Monday, March 29, 2010

UGRC


This weekend was exceptionally academic for me. It was the Undergraduate Research Conference and I must say that I am blown away at the amount of research our little school has produced! So much of it wasn't even just a long analysis of the stuff that already exists, but brand spanking new research. Those geography and biology kids are nuts at it! Using never-before-seen maps and new growth experiments, they're really making headway in research. History students were I think the largest contingent present and were really good at doing new research with government documents, newspaper articles and other neat sources.

For the most part, everyone was a really good sport about the whole thing. There was no level of competition evident, at least, everyone was fair about it. Except for this one knob who "thought I really had the best paper, but I guess not". Way to be a part of the experience and be happy for others.
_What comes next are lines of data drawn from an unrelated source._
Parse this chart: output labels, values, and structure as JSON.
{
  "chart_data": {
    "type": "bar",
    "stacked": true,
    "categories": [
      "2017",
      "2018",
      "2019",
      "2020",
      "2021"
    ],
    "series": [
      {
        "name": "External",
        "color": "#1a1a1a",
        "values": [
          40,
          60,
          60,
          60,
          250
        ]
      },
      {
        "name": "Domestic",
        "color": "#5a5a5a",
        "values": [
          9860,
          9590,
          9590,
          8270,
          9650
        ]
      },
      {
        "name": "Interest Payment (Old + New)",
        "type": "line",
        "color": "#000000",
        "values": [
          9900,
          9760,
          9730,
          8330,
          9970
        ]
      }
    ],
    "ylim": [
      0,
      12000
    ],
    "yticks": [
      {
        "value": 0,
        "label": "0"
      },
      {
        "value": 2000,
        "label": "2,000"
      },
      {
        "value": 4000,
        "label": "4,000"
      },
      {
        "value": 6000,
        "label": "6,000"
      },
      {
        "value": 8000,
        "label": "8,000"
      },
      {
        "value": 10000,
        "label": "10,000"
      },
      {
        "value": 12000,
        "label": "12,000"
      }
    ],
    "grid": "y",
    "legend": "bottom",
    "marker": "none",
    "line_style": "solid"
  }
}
I would suggest in future years that others attending the sessions vote for who they thought did the best presentation. There was one I attended that I won't call foul on who won because of the moderator...but I'm going to call foul on who won because of the moderator. Inter-disciplinary sessions are great, but perhaps the value of others' research doesn't come across with certain moderators. I think if there was a vote, this would aid in awards. This is not to say that ONLY the votes would count, but at Model NATO the way it works is that the group nominates their favourite and the committee chair has their favourites and they work it out in some sort of democratic way. I think this would work too. In all fairness, this is probably not the way real conferences work, but I still think this would be a good idea.

All in all, it was a great experience and I'm so much more confident with my class presentation now that I've done it in front of a bunch of professors and other smart students. Now all I have to do is write another 15 pages on it. Huzzah.

1 comment:

  1. If Nip U students don't try and save the tadpoles, who will?